Do I worry about my kid’s interactions with the police? Absolutely. He told my mom that there’s a cop that drives up when they are playing air soft sometimes and sometimes follows him when when he rides his bike. That whenever he sees the cop he makes sure to smile really big and wave and say hi so the cop doesn’t think he’s bad. My ten year old is trying to make sure this cop doesn’t see him as a threat. I guarantee none of his friends are worried about that. I know in 36 years it’s never crossed my mind.

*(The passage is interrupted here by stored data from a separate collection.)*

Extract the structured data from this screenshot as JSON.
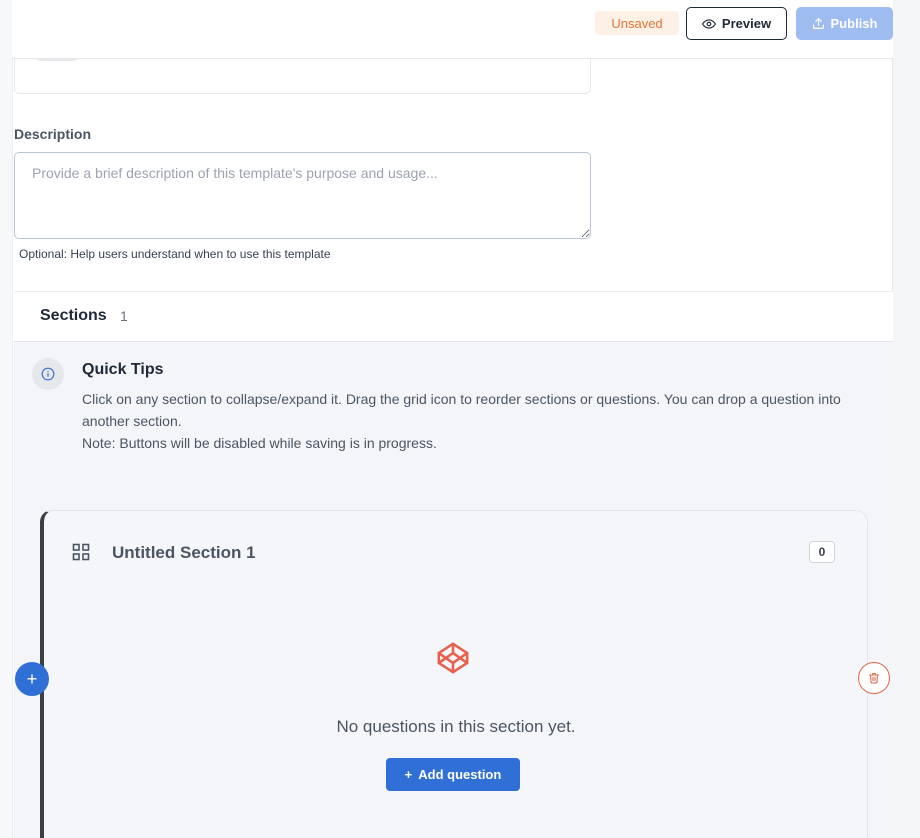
{
  "header": {
    "status_badge": "Unsaved",
    "preview_label": "Preview",
    "publish_label": "Publish"
  },
  "description": {
    "label": "Description",
    "placeholder": "Provide a brief description of this template's purpose and usage...",
    "value": "",
    "hint": "Optional: Help users understand when to use this template"
  },
  "sections": {
    "title": "Sections",
    "count": "1"
  },
  "tips": {
    "title": "Quick Tips",
    "line1": "Click on any section to collapse/expand it. Drag the grid icon to reorder sections or questions. You can drop a question into another section.",
    "line2": "Note: Buttons will be disabled while saving is in progress."
  },
  "section_card": {
    "title": "Untitled Section 1",
    "question_count": "0",
    "empty_text": "No questions in this section yet.",
    "add_question_label": "Add question"
  },
  "icons": {
    "preview": "eye-icon",
    "publish": "upload-icon",
    "tips": "info-icon",
    "drag": "grid-icon",
    "empty": "codepen-cube-icon",
    "add_section": "plus-icon",
    "delete_section": "trash-icon"
  },
  "colors": {
    "accent": "#2f6fd6",
    "publish_disabled": "#9ebcf0",
    "unsaved_text": "#e0763a",
    "unsaved_bg": "#fdf0e4",
    "danger": "#e0664b"
  }
}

But, statistically, he’s very unlikely to be killed by a cop. That’s not what keeps me up at night. What I really worry about are the daily interactions that are soul destroying. That put him on high alert all the time. That make him feel like he is less than, that he has to fight just to be seen as equal. It’s my 8 year old crying in the middle of the night asking me why teachers think black kids are bad, why they give white kids more chances. Ashamed that he told a new teacher that he was Indian so she wouldn’t think he was black. It’s the lowered academic expectations. It’s the assumed negative intent for all behavior. It’s the perception of my almost never angry or rough kid as “behaving aggressively” when he does normal stuff that would be dismissed as playing around if he was white. Its people asking him over and over and over why he’s brown and I’m white. All he hears is “why are u different? You aren’t like us.” It’s kids at the pool making him the captain of the black team when choosing teams and telling him no one wants to be on the black team. No one wants to be like him. It’s telling him “your kind doesn’t belong in this neighborhood.” It’s not being invited to birthday parties because “my dad says we don’t let *** in our house.” It’s being on the defensive all the time to keep himself from being hurt worse. It’s my 10 year old telling me that I shouldn’t say he’s brown anymore, I should call him black because “that’s all that people see anyway.”

And I still don’t get it. I have no idea what it’s like to live in his skin with that kernel of fear all the time. But I know what it’s like to watch him navigate it. I know that my kid is scared. I know that it’s not right that he has to grow up this way. I know we have to stop pretending that childhood for me was the same as it is for him. He matters. Making change matters.